Quotulatiousness

February 3, 2019

QotD: The core of the social justice warrior spirit

Filed under: Liberty, Politics, Quotations — Tags: , , , , — Nicholas @ 01:00

There is a difference between the spirit and the intellectual content, of course, but the two are intimately connected. A core belief is that ideas and words define the cultural narrative and so create the society itself. This is meant in the most literal sense possible; they do not influence society, they *create* the society in which everyone lives.

Thus ideas and words cease to be individual expressions of people who may differ in beliefs and then peacefully go their own ways. The personal becomes political. Because ideas and words create society they must be controlled in order to establish a proper ones. Ideas that go in the opposite direction become acts of oppression in and of themselves because they are responsible for injustice which SJWs see everywhere. “Incorrect” ideas and words must be eliminated, sometimes with intimidation and open censorship, at other time with the encouragement of “correct” views such as the massive funding of PC within academia.

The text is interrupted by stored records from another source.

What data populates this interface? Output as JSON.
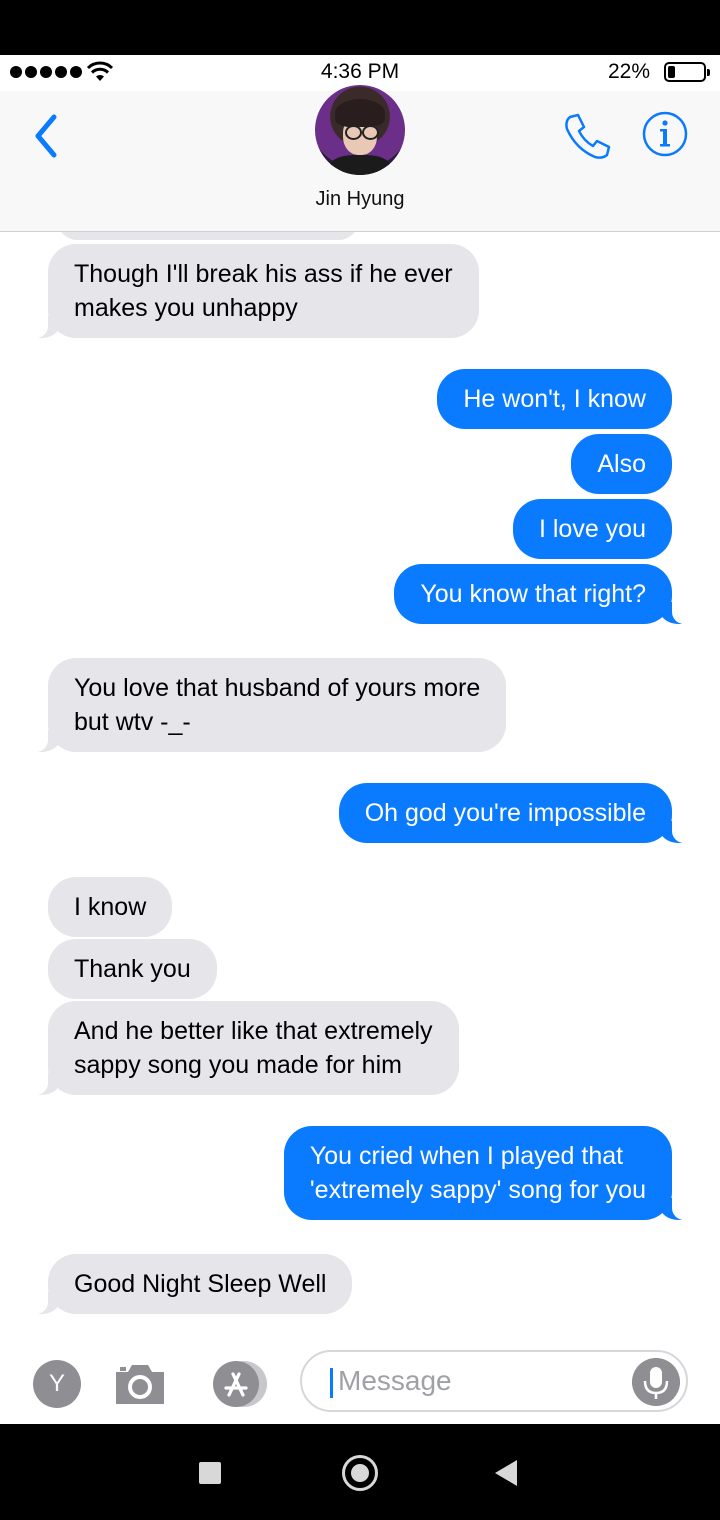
{
  "status_bar": {
    "time": "4:36 PM",
    "battery_percent": "22%",
    "battery_level": 0.22,
    "signal_bars": 5
  },
  "header": {
    "contact_name": "Jin Hyung",
    "back_icon": "chevron-left-icon",
    "call_icon": "phone-icon",
    "info_icon": "info-icon"
  },
  "messages": [
    {
      "from": "contact",
      "text": "Though I'll break his ass if he ever\nmakes you unhappy"
    },
    {
      "from": "me",
      "text": "He won't, I know"
    },
    {
      "from": "me",
      "text": "Also"
    },
    {
      "from": "me",
      "text": "I love you"
    },
    {
      "from": "me",
      "text": "You know that right?"
    },
    {
      "from": "contact",
      "text": "You love that husband of yours more\nbut wtv -_-"
    },
    {
      "from": "me",
      "text": "Oh god you're impossible"
    },
    {
      "from": "contact",
      "text": "I know"
    },
    {
      "from": "contact",
      "text": "Thank you"
    },
    {
      "from": "contact",
      "text": "And he better like that extremely\nsappy song you made for him"
    },
    {
      "from": "me",
      "text": "You cried when I played that\n'extremely sappy' song for you"
    },
    {
      "from": "contact",
      "text": "Good Night Sleep Well"
    }
  ],
  "composer": {
    "app_badge": "Y",
    "placeholder": "Message",
    "camera_icon": "camera-icon",
    "appstore_icon": "app-store-icon",
    "mic_icon": "microphone-icon"
  },
  "colors": {
    "outgoing": "#0a7aff",
    "incoming": "#e5e5ea",
    "accent": "#0a7aff"
  }
}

This explains why SJWs consider dissenting words, ideas and consciences to be not only their business but also violence. To censor and control the minds and mouths of others becomes an act of self-defense and defense of the marginalized. Their absolute commitment to a hyper-narrow vision of justice makes them fanatical about controlling heretics, down to the use of words such as “he” or “she.” SJWs become willing to commit brutal cruelty and (sometimes) even violence against the heretic who is hated. After all, his disagreement with the “true God” is an act of violence against them.

Wendy McElroy, interviewed by Joseph Ford Cotto, “Wendy McElroy explains why ‘SJWs become willing to commit brutal cruelty’ toward ‘the heretic who is hated'”, San Francisco Review of Books, 2017-02-15.